I am studying the book Probability on Graphs by Grimett. Grimett tells us that $\mu_1 \leq_{st} \mu_2$ if and only if $\mu_1(f)\leq\mu_2(f)$ for all increasing functions $f:\Omega\to \mathbb{R}$. I want to proof this. I tried to use the standard machinery but I think this is not the right way to do it.
To prove:
$\mu_1 \leq_{st} \mu_2$ if and only if $\mu_1(f)\leq\mu_2(f)$
For completion I will also give the definitions Grimmett uses:
Let $E$ be a non-empty finite set, $\omega =\{0,1\}^E$. The sample space $\omega$ is partially ordered by $\omega_1\leq \omega_2 \iff \omega_1(e)\leq \omega_2(e) \forall e \in E$.

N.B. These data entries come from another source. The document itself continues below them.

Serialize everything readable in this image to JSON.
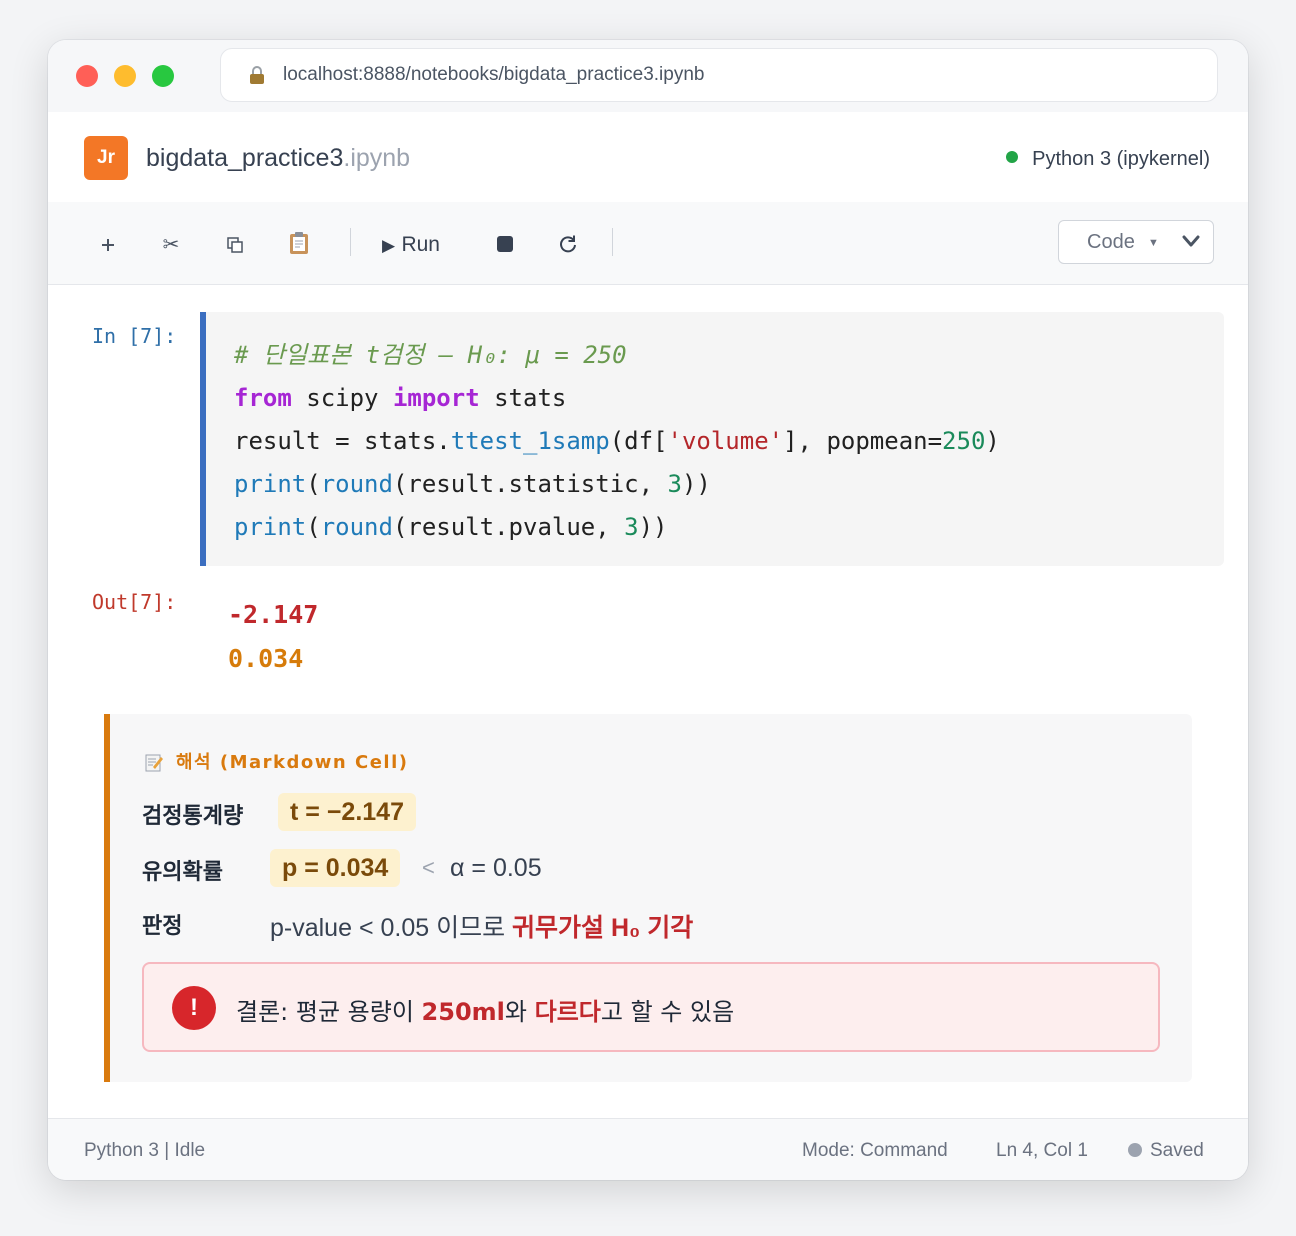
{
  "window": {
    "url": "localhost:8888/notebooks/bigdata_practice3.ipynb"
  },
  "header": {
    "logo": "Jr",
    "notebook_name": "bigdata_practice3",
    "notebook_ext": ".ipynb",
    "kernel": "Python 3 (ipykernel)",
    "kernel_status_color": "#22a447"
  },
  "toolbar": {
    "add_icon": "plus-icon",
    "cut_icon": "scissors-icon",
    "copy_icon": "copy-icon",
    "paste_icon": "clipboard-icon",
    "run_label": "Run",
    "stop_icon": "stop-icon",
    "restart_icon": "restart-icon",
    "cell_type": "Code"
  },
  "code_cell": {
    "prompt": "In [7]:",
    "lines": [
      "# 단일표본 t검정 — H₀: μ = 250",
      "from scipy import stats",
      "result = stats.ttest_1samp(df['volume'], popmean=250)",
      "print(round(result.statistic, 3))",
      "print(round(result.pvalue, 3))"
    ]
  },
  "output": {
    "prompt": "Out[7]:",
    "line1": "-2.147",
    "line2": "0.034"
  },
  "markdown": {
    "title": "해석 (Markdown Cell)",
    "stat_label": "검정통계량",
    "stat_value": "t = −2.147",
    "p_label": "유의확률",
    "p_value": "p = 0.034",
    "p_compare": "<",
    "alpha": "α = 0.05",
    "decision_label": "판정",
    "decision_plain": "p-value < 0.05 이므로 ",
    "decision_strong": "귀무가설 H₀ 기각",
    "conclusion_icon": "!",
    "conclusion_prefix": "결론: 평균 용량이 ",
    "conclusion_strong1": "250ml",
    "conclusion_mid": "와 ",
    "conclusion_strong2": "다르다",
    "conclusion_suffix": "고 할 수 있음"
  },
  "statusbar": {
    "left": "Python 3 | Idle",
    "mode": "Mode: Command",
    "position": "Ln 4, Col 1",
    "saved": "Saved"
  }
}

A non-empty set $A \subset \Omega$ is called increasing if for $\omega \in A$ we have that $\omega \leq \omega' \implies \omega'\in A$.
We write $\mu_1\leq_{st}\mu_2$ if $\mu_1(A)\leq\mu_2(A) \forall$ increasing events $A$.
Any help is appreciated.
This looks like the usual "from measurable sets to integrable functions" way. Let's start with $\implies$. If $f = \chi_A$ for a measurable $A \subseteq \{0,1\}^E$, as $f$ is increasing, $A$ is increasing, so we have $$ \int_{\Omega} f\, d\mu_1 = \mu_1(A) \le \mu_2(A) = \int_\Omega f \, d\mu_2 $$ Now suppose, $f \colon \Omega \to \mathbf R$ is finitely valued, say $x_1 < \ldots < x_n$ are the range of $f$. Write $$ f = x_1\chi_{\{f \ge x_1\}}+\sum_{i=2}^n (x_i - x_{i-1})\chi_{\{f \ge x_i\}} $$ As $f$ is increasing, the sets $\{f \ge x_i\}$ are increasing, hence \begin{align*} \int_\Omega f \, d\mu_1& = \int_\Omega x_1 f_{\{f \ge x_1\}} \, d\mu_1 + \sum_{i=2}^n (x_i - x_{i-1})\int_\Omega \chi_{\{f \ge x_i\}} \, d\mu_1\\ &\le \int_\Omega x_1 f_{\{f \ge x_1\}} \, d\mu_2 + \sum_{i=2}^n (x_i - x_{i-1})\int_\Omega \chi_{\{f \ge x_i\}} \, d\mu_2\\ &= \int_\Omega f\, d\mu_2 \end{align*} As $\{0,1\}^E$ is finite, we are done.
The other direction follows from the observation that $f = \chi_A$ is increasing iff $A$ is.